Ballarat’s Dominic Hamon is one of a hardy breed.
The Australian Army sergeant survived five days in the Northern Territory outback, catching wallabies for food and desalinating water during a recent trilateral military survival exercise.
Sergeant Hamon, 31, took part in Exercise Kowari 16, which taught 30 participants from the Australian, Chinese and United States military how to survive in the Northern Territory outback.
He spent the first part of the exercise learning the basic principles, techniques and equipment of survival before putting his new skills to the test during a five-day survival phase where participants had to build shelter and find their own food and water.
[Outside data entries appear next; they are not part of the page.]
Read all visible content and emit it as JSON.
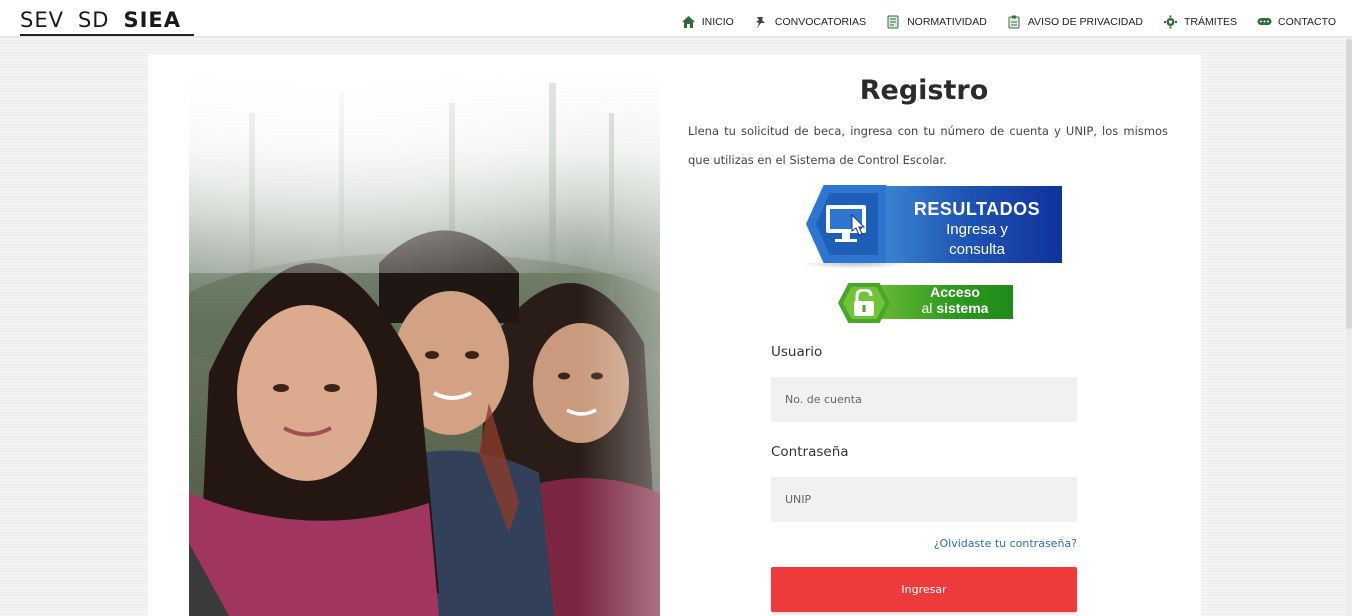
{
  "header": {
    "logo": {
      "part1": "SEV",
      "part2": "SD",
      "part3": "SIEA"
    },
    "nav": [
      {
        "label": "INICIO",
        "icon": "home-icon"
      },
      {
        "label": "CONVOCATORIAS",
        "icon": "pin-icon"
      },
      {
        "label": "NORMATIVIDAD",
        "icon": "document-icon"
      },
      {
        "label": "AVISO DE PRIVACIDAD",
        "icon": "clipboard-icon"
      },
      {
        "label": "TRÁMITES",
        "icon": "cog-icon"
      },
      {
        "label": "CONTACTO",
        "icon": "chat-icon"
      }
    ]
  },
  "main": {
    "title": "Registro",
    "intro": "Llena tu solicitud de beca, ingresa con tu número de cuenta y UNIP, los mismos que utilizas en el Sistema de Control Escolar.",
    "photo_alt": "three-students-photo",
    "results_banner": {
      "title": "RESULTADOS",
      "line1": "Ingresa y",
      "line2": "consulta",
      "color": "#1f56b5"
    },
    "access_banner": {
      "line1": "Acceso",
      "line2_a": "al ",
      "line2_b": "sistema",
      "color": "#2f9a1f"
    },
    "form": {
      "user_label": "Usuario",
      "user_placeholder": "No. de cuenta",
      "password_label": "Contraseña",
      "password_placeholder": "UNIP",
      "forgot_link": "¿Olvidaste tu contraseña?",
      "submit_label": "Ingresar",
      "submit_color": "#ee3a3a"
    }
  }
}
Sergeant Hamon said his most memorable moment was when his group captured their first wallaby.
“We heard the hunting part yelling and thought, what was going on, it was such a primitive thing. There was excitement felt by all the camp,” Sergeant Hamon said.
“Apart from fish in the billabong there’s not much sustenance around, so thankfully on our first day we caught a good-sized roo which we gutted, skinned and butchered.
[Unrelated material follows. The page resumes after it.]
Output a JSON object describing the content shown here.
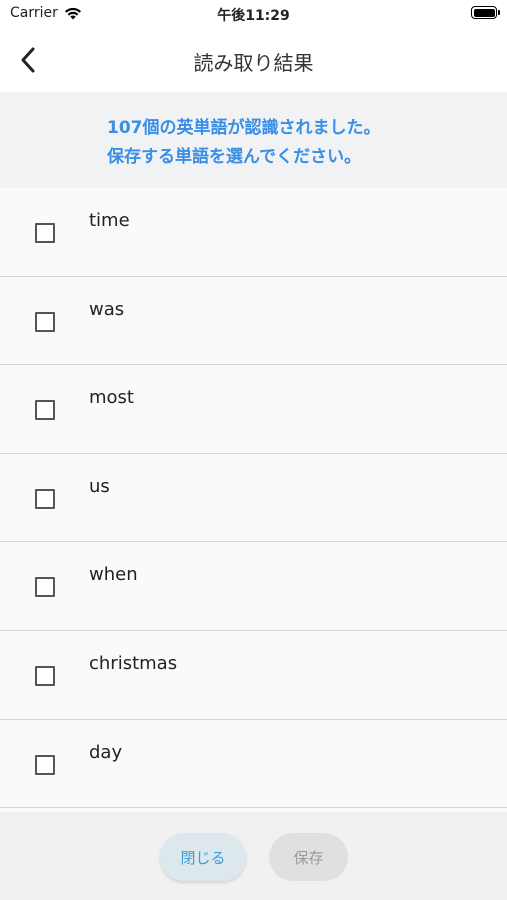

“It was a relief to know that what we’ve been trained, what they’ve shown us, we can apply and can succeed from it,” he said.
His biggest worry wasn’t finding food. It was water. Temperatures soared past the mid-30s during the exercise so the group set up several water purification methods, including boiling and desalinating to clean the water from the nearby billabong.
“We could go a couple of days without food but not water. We didn’t get much water on the first day, not even a litre; and a Chinese soldier changed the desalination technique and it produced about a litre an hour,” he said.
He found working with the American and Chinese an interesting experience.
“I find the Chinese very industrious. I believe they work a lot harder than us, it feels like they turn out things a lot faster and with great skill when they’re working with things like timber,” said Sergeant Hamon.